Ogion de Zwijger was laat van zijn herfstelijke zwerftochten naar Re Albi teruggekeerd. Hij was in de loop der jaren zwijgzamer en eenzelviger dan ooit geworden. Nooit had de nieuwe Heer van Gont een woord uit hem gekregen, ook niet toen hij uit de stad beneden omhooggeklommen was naar het Valkenest en de magus om hulp gevraagd had bij een strooptocht naar de Andraden. Ogion sprak met de spinnen in hun web en men had zelfs gezien dat hij de bomen zijn hoofse groet bracht, maar tot de Heer van het eiland sprak hij niet en deze keerde ontstemd naar de stad terug. Maar misschien was ook Ogions geest ontstemd en verontrust, want hij had heel de zomer en herfst alleen op de berg doorgebracht en was eerst kort tevoren rond Zonnewende naar zijn haardstede teruggekeerd.

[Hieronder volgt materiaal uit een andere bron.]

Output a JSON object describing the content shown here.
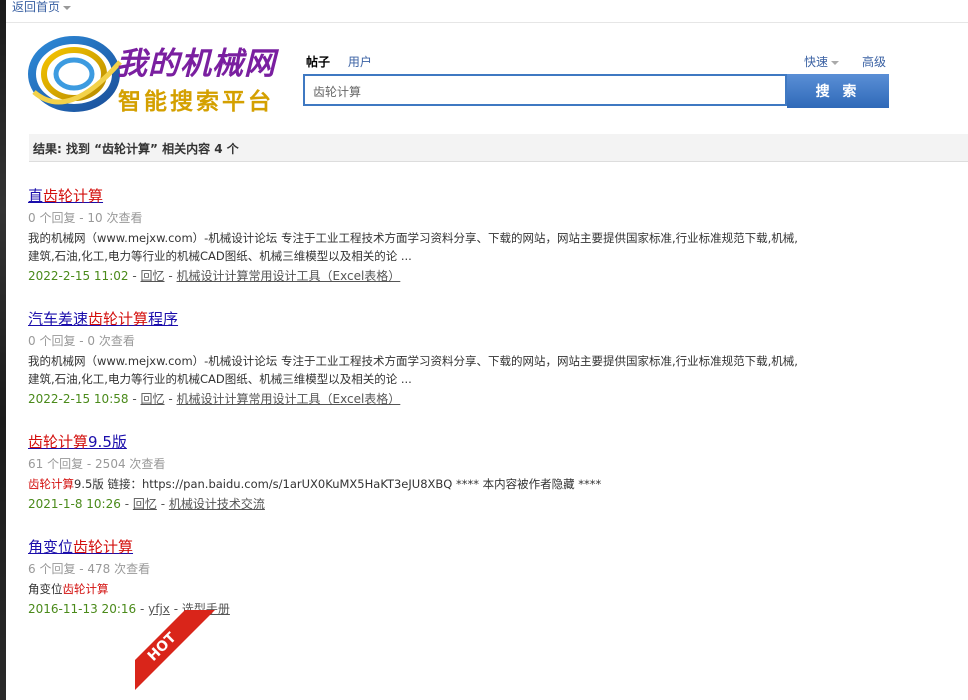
{
  "topbar": {
    "home_label": "返回首页"
  },
  "logo": {
    "line1": "我的机械网",
    "line2": "智能搜索平台"
  },
  "search": {
    "tabs": [
      "帖子",
      "用户"
    ],
    "quick_label": "快速",
    "advanced_label": "高级",
    "query": "齿轮计算",
    "button_label": "搜 索"
  },
  "summary": "结果: 找到 “齿轮计算” 相关内容 4 个",
  "results": [
    {
      "title_pre": "直",
      "title_hl": "齿轮计算",
      "title_post": "",
      "meta": "0 个回复 - 10 次查看",
      "desc_hl": "",
      "desc": "我的机械网（www.mejxw.com）-机械设计论坛 专注于工业工程技术方面学习资料分享、下载的网站，网站主要提供国家标准,行业标准规范下载,机械,建筑,石油,化工,电力等行业的机械CAD图纸、机械三维模型以及相关的论 ...",
      "date": "2022-2-15 11:02",
      "author": "回忆",
      "forum": "机械设计计算常用设计工具（Excel表格）"
    },
    {
      "title_pre": "汽车差速",
      "title_hl": "齿轮计算",
      "title_post": "程序",
      "meta": "0 个回复 - 0 次查看",
      "desc_hl": "",
      "desc": "我的机械网（www.mejxw.com）-机械设计论坛 专注于工业工程技术方面学习资料分享、下载的网站，网站主要提供国家标准,行业标准规范下载,机械,建筑,石油,化工,电力等行业的机械CAD图纸、机械三维模型以及相关的论 ...",
      "date": "2022-2-15 10:58",
      "author": "回忆",
      "forum": "机械设计计算常用设计工具（Excel表格）"
    },
    {
      "title_pre": "",
      "title_hl": "齿轮计算",
      "title_post": "9.5版",
      "meta": "61 个回复 - 2504 次查看",
      "desc_hl": "齿轮计算",
      "desc": "9.5版 链接：https://pan.baidu.com/s/1arUX0KuMX5HaKT3eJU8XBQ **** 本内容被作者隐藏 ****",
      "date": "2021-1-8 10:26",
      "author": "回忆",
      "forum": "机械设计技术交流"
    },
    {
      "title_pre": "角变位",
      "title_hl": "齿轮计算",
      "title_post": "",
      "meta": "6 个回复 - 478 次查看",
      "desc_hl": "齿轮计算",
      "desc_pre": "角变位",
      "desc": "",
      "date": "2016-11-13 20:16",
      "author": "yfjx",
      "forum": "选型手册"
    }
  ],
  "hot_badge": "HOT",
  "colors": {
    "accent": "#3f79c2",
    "highlight": "#d3100e",
    "date_green": "#4a8a1a"
  }
}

De ochtend na zijn thuiskomst stond hij laat op en daar hij trek had in een beker biezethee, ging hij naar buiten om water te halen uit de bron die op korte afstand van zijn hut langs de helling omlaagstroomde. De kleine, klare poel van de bron was aan de randen bevroren en over het dorre mos tussen de rotsen lag een teer web van sneeuwkristallen. Het was klaarlichte dag, maar de zon zou pas over een uur haar stralen laten vallen op de machtige schouder van de berg; heel het westelijk deel van Gont, vanaf het zeestrand tot de top van de berg, lag nog zonloos zwijgend en klaar in de schaduwen van de winterochtend. Terwijl de magus bij de bron stond en uitkeek over het hellende land, de haven en de grijze verten van de zee, klonk boven hem het slaan van vleugels. Hij keek omhoog en stak de ene arm een weinig naar voren. Een grote valk kwam omlaag met luid vleugelgeklapper en streek neer op zijn vuist. Hij zat daar als een geoefende jachtvogel, maar hij droeg geen ring of belletje en er was niets te zien van een kapotgerukte lijn. De klauwen groeven diep in Ogions vlees; de gestreepte vleugels trilden en de ronde gouden ogen stonden verwilderd en verdwaasd.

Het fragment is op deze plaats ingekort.